Janice is awake. He goes upstairs and lies down beside her on the bed; she clings to him and sobs into the cup between his neck and jaw and the sheet. Her face has been shrunk; her body seems small as a child's, and hot and hard. She tells him, "I can't stand to look at anyone except you. I can't bear to look at the others."

"It wasn't your fault," he tells her. "It was mine."

"I've got my milk back," Janice says, "and every time my breasts sting I think she must be in the next room."

They cling together in a common darkness; he feels the walls between them dissolve in a flood of black; but the heavy knot of apprehension remains in his chest, his own.

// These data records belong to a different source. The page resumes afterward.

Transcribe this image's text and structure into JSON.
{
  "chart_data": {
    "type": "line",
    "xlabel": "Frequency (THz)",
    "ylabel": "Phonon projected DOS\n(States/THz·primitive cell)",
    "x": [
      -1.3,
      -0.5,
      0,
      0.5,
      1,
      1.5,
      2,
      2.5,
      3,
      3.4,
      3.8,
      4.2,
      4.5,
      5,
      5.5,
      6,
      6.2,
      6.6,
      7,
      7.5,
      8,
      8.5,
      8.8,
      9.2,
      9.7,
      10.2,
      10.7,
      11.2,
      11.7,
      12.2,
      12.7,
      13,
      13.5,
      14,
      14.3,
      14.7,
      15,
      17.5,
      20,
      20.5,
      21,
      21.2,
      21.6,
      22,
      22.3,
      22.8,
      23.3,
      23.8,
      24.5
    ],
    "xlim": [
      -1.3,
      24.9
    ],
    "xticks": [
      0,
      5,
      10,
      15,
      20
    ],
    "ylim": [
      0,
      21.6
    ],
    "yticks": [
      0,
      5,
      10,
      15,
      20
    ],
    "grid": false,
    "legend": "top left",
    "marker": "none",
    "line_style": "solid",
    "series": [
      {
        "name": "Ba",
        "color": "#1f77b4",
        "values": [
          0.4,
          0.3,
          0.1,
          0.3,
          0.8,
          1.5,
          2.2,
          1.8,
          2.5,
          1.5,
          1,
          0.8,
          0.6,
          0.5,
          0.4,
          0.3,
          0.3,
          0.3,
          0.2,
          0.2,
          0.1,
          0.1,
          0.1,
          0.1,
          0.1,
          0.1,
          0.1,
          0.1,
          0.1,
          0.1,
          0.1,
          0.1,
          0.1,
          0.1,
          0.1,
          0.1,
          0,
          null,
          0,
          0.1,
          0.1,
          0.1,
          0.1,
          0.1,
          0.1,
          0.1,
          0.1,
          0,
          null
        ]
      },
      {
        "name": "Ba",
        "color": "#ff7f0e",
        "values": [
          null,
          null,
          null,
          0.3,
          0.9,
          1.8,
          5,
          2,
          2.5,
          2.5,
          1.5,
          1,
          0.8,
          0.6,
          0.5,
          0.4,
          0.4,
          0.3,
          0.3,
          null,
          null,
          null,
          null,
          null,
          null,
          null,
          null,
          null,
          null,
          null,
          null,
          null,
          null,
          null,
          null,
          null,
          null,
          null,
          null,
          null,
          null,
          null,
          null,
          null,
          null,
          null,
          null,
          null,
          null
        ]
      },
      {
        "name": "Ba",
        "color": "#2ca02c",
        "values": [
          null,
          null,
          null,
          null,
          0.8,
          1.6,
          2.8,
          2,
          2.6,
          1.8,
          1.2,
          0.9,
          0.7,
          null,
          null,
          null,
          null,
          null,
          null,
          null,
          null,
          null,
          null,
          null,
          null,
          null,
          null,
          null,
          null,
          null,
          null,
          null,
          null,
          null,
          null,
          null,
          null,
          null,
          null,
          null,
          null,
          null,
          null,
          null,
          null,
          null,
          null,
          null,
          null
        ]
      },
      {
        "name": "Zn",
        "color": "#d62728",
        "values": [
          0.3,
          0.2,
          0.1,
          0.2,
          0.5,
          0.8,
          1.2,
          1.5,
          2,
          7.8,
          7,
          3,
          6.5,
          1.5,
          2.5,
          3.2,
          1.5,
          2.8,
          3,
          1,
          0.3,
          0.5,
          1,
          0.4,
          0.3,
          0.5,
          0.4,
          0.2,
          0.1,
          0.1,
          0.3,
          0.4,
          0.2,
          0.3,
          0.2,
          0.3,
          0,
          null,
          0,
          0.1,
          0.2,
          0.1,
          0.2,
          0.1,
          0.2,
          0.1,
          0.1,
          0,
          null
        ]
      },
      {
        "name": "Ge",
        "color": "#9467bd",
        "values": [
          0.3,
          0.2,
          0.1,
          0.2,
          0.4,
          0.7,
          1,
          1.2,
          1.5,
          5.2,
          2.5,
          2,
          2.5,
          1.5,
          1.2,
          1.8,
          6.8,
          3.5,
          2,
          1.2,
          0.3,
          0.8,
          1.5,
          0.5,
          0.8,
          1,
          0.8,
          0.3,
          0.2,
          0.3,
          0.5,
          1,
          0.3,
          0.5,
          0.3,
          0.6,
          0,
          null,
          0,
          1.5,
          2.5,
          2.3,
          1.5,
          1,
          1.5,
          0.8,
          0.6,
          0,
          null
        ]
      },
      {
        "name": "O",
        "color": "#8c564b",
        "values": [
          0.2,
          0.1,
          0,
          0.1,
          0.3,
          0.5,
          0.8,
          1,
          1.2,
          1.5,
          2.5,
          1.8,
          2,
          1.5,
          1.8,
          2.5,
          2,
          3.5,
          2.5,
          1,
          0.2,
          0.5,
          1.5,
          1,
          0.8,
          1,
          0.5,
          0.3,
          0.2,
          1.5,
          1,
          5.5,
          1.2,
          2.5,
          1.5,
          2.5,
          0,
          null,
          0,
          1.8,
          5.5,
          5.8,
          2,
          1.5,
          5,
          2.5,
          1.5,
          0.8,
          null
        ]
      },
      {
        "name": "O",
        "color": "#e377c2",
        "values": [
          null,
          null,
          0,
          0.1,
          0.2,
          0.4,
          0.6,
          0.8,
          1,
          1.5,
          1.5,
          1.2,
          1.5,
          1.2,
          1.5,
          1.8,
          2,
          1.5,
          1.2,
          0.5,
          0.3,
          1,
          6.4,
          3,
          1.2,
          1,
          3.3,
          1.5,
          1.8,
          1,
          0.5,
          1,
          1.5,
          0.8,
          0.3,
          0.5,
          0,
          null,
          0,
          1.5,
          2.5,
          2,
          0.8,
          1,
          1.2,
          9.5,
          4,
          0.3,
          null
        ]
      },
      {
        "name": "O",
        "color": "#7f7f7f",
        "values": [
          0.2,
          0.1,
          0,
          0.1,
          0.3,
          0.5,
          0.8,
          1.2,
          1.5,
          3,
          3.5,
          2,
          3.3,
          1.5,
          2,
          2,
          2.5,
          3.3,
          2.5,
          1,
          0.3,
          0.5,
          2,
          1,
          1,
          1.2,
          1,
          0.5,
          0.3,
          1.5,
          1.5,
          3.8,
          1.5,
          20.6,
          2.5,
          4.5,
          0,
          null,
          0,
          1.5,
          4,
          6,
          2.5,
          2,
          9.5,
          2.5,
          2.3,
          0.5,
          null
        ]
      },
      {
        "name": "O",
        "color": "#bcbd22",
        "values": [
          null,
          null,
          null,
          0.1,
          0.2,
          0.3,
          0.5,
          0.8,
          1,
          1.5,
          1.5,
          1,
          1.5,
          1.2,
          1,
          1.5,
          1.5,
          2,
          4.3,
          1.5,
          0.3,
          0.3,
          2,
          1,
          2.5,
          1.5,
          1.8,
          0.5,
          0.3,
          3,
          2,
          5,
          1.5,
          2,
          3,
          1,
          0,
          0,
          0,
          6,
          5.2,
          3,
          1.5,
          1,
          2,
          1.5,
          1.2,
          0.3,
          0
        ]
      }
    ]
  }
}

He stays in the house all that day. Visitors come, and tiptoe about. Their manner suggests that Janice upstairs is very sick. They sit, these women, over coffee in the kitchen with Mrs. Springer, whose petite rounded voice, oddly girlish divorced from the sight of her body, sighs on and on like an indistinct, rising and falling song. Peggy Fosnacht comes, her sunglasses off, her walleyes wide to the world, and goes upstairs. Her son Billy plays with Nelson, and no one moves to halt their squeals of anger and pain in the back yard, which, neglected, in time die away. Even Harry has a visitor. The doorbell rings and Mrs. Springer goes and comes into the dim room where Harry is sitting looking at magazines and says, in a surprised and injured voice, "A man for you."

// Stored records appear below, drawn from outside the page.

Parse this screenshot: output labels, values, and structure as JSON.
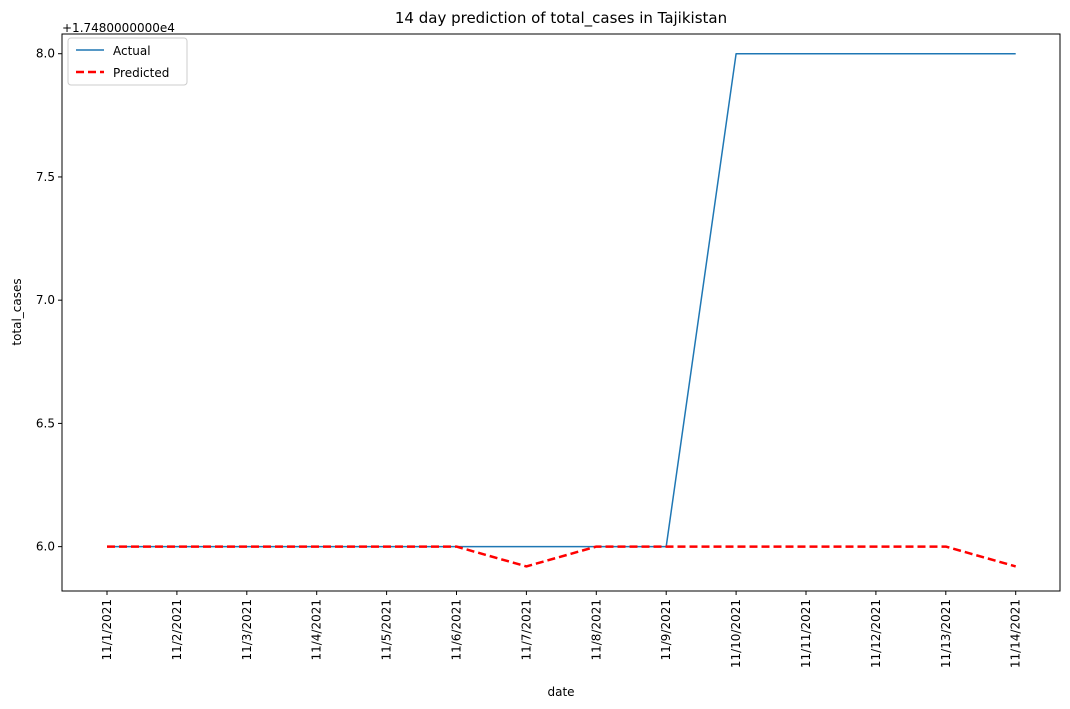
{
  "chart_data": {
    "type": "line",
    "title": "14 day prediction of total_cases in Tajikistan",
    "xlabel": "date",
    "ylabel": "total_cases",
    "y_offset_label": "+1.7480000000e4",
    "y_offset": 17480,
    "ylim": [
      5.82,
      8.08
    ],
    "y_ticks": [
      6.0,
      6.5,
      7.0,
      7.5,
      8.0
    ],
    "y_tick_labels": [
      "6.0",
      "6.5",
      "7.0",
      "7.5",
      "8.0"
    ],
    "categories": [
      "11/1/2021",
      "11/2/2021",
      "11/3/2021",
      "11/4/2021",
      "11/5/2021",
      "11/6/2021",
      "11/7/2021",
      "11/8/2021",
      "11/9/2021",
      "11/10/2021",
      "11/11/2021",
      "11/12/2021",
      "11/13/2021",
      "11/14/2021"
    ],
    "legend_position": "top-left",
    "grid": false,
    "series": [
      {
        "name": "Actual",
        "color": "#1f77b4",
        "style": "solid",
        "values": [
          17486,
          17486,
          17486,
          17486,
          17486,
          17486,
          17486,
          17486,
          17486,
          17488,
          17488,
          17488,
          17488,
          17488
        ]
      },
      {
        "name": "Predicted",
        "color": "#ff0000",
        "style": "dashed",
        "values": [
          17486,
          17486,
          17486,
          17486,
          17486,
          17486,
          17485.92,
          17486,
          17486,
          17486,
          17486,
          17486,
          17486,
          17485.92
        ]
      }
    ]
  }
}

She leaves the doorway and he gets up and walks a few steps forward to greet the man coming into the room, Tothero, leaning on a cane and his face half—paralyzed; but talking, walking, alive. And the baby dead. "Hi! Gee, how are you?"

"Harry." With the hand that is not on the cane he grips Harry's arm. He brings a long look to bear on Harry's face; his mouth is tweaked downward on one side and the skin over his eye on this side is dragged down diagonally so it nearly curtains the glitter. The gouging grip of his fingers trembles.